Als er noch stark war, kam er erst nach Feierabend, irgendwann aber wurde die Firma verkauft und er weg reduziert. Es dauerte nicht lange und Karl kam immer früher in die Kneipe, hat auf seine alte Truppe gewartet, schon mal eins, zwei später sogar drei vorweg getrunken und am Abend dann den Heimweg für alle hinaus gezögert. Bernd blieb noch am Längsten bei ihm doch irgendwann ist die Truppe gar nicht mehr gekommen, hat wo anders den Abend gefeiert, ganz ohne Karl. Er öffnet die Tür der Kneipe und blickt in den hell werdenden Morgen, senkt seinen Blick, zieht den Kopf zwischen die Schultern und geht nach Hause. Die Straße muss er nur hinunter laufen, dann die erste links, bei dem dritten Hauseingang bleibt er stehen, pfriemelt einen Schlüssel aus der Hosentasche und schließt auf.

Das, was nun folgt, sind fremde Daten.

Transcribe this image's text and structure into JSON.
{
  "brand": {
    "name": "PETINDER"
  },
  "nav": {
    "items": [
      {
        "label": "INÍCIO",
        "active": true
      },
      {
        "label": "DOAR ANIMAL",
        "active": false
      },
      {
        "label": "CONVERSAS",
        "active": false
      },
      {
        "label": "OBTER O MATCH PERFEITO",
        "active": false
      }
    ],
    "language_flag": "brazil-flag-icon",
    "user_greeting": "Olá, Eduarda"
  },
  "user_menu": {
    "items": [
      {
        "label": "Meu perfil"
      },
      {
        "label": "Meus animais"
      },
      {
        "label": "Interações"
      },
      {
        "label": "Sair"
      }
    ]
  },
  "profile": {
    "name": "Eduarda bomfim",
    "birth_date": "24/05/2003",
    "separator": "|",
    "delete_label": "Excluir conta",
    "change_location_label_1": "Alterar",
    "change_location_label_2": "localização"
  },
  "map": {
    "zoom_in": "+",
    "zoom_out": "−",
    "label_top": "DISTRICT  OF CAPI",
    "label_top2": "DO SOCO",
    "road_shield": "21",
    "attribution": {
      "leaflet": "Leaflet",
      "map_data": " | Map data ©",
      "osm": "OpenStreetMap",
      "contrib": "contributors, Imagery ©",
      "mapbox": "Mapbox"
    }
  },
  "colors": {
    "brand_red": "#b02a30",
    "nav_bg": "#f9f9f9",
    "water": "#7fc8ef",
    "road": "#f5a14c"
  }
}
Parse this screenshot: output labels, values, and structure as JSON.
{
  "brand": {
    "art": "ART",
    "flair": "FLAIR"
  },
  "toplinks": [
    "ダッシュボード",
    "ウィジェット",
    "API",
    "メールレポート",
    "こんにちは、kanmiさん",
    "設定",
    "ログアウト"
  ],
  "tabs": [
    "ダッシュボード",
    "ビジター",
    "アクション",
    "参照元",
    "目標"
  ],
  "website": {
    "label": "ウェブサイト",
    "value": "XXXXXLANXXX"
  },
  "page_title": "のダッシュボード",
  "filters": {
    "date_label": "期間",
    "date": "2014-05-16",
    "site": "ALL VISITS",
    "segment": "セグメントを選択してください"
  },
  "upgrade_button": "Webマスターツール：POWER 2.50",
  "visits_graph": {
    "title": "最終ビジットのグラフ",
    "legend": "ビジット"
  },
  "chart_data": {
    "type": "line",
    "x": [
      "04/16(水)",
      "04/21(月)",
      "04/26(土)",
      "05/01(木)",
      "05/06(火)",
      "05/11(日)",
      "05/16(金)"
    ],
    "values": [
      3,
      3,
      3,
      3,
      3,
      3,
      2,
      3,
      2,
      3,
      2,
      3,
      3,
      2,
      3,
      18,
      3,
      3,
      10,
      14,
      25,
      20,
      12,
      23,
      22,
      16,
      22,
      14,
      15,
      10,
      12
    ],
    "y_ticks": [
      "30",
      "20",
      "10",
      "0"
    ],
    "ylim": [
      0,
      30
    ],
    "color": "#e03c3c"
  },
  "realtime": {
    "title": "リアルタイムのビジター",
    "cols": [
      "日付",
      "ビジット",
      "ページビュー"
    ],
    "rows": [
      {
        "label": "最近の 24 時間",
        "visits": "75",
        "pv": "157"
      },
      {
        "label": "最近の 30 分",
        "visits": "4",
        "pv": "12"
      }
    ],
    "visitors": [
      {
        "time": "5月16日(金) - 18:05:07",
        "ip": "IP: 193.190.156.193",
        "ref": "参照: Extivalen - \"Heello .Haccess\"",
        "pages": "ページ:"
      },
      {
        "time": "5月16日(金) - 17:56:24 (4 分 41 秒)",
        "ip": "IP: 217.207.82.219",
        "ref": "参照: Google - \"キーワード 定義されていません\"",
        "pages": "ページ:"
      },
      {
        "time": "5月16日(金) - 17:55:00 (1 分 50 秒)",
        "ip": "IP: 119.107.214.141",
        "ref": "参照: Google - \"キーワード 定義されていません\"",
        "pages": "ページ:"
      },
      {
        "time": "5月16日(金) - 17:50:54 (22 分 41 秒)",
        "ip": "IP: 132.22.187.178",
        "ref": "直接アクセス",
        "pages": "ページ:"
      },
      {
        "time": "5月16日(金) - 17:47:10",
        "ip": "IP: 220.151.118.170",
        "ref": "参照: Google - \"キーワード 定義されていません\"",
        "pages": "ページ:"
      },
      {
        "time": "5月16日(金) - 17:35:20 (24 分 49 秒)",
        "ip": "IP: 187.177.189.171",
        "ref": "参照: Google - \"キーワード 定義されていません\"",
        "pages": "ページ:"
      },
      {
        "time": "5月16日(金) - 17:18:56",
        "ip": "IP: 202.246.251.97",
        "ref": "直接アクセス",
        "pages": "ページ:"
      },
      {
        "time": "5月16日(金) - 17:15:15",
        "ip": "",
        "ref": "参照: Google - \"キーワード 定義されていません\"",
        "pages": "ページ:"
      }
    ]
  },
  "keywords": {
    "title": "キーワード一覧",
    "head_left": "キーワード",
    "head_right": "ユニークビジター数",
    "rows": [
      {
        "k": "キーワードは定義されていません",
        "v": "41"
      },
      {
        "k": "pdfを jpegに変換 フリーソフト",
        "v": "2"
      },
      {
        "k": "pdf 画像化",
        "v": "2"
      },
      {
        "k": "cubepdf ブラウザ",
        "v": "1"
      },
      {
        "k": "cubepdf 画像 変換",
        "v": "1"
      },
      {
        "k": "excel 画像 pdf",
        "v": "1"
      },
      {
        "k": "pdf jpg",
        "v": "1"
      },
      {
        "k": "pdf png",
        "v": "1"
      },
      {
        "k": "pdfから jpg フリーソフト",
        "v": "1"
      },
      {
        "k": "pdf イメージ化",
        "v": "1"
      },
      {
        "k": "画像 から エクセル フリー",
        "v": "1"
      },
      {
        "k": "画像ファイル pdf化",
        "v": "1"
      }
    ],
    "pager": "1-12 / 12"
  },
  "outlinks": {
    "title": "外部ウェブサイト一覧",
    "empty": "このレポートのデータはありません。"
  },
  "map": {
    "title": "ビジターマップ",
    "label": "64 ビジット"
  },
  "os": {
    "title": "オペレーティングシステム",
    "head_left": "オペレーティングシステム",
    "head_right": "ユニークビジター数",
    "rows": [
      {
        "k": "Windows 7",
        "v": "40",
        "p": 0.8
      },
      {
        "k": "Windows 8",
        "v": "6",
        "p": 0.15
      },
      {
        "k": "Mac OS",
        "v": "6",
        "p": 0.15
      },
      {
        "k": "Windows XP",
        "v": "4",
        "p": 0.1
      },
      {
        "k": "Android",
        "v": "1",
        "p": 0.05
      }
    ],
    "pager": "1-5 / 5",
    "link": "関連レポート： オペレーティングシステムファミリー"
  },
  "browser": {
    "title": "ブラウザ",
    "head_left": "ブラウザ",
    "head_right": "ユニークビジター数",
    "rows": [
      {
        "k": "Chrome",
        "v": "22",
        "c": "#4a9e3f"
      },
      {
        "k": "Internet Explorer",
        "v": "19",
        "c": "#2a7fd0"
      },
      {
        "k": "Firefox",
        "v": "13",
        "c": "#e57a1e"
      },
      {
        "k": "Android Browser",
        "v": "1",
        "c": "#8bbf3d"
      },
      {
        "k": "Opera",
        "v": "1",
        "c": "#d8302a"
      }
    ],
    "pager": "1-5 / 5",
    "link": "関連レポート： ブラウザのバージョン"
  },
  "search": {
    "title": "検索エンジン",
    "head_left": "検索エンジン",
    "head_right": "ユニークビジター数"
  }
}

Im Hausflur hängen die ordentlich geleerten Briefkästen all der Nachbarn, die ihn meiden. Aus seinem Briefkasten quillt in Plastik eingepackte Werbung. Die Nachbarn finden den Anblick nicht schön. Eines Morgens standen sie vor ihm, haben im Hausflur auf ihn gewartet und es ihm gesagt, aber dann ist er an ihnen vorbei gegangen, hat die Tür hinter sich ins Schloss fallen lassen und sich wieder in seine Kuhle gesetzt. Aus Gewohnheit macht er den Fernseher an, schaut aber nicht hinein. Er sitzt einfach da, isst Fisch aus der Dose. Die Fernbedienung liegt dicht an seinem Schenkel. Ihre Zahlenknöpfe sind abgewetzt. Das Fach, in dem die Batterien stecken, ist mit braunem Klebeband fixiert. Der Aus-Knopf leuchtet kräftig rot. Durch die zugezogenen Vorhänge kommt kaum Licht in das Wohnzimmer. Die Luft ist verbraucht und Karl nickt ein, verliert sich im Traum: Er träumt, wie die zu langen Tage ein Ende nehmen, das morgen sein neues Leben anfängt und am Tag darauf scheint wieder die Sonne. Er lacht mit Kollegen, setzt sich wieder ein Limit und dann passiert es: Ein Gemisch aus unverdautem Fisch und Magensäure wälzt sich die Speiseröhre hinauf. Seine Mundwinkel verziehen sich, doch er träumt lieber. Mit letzter Kraft hebt sich seine Brust und dann erstickt er an dem, was ihm im Halse Stecken bleibt. Zu bequem ist der Traum.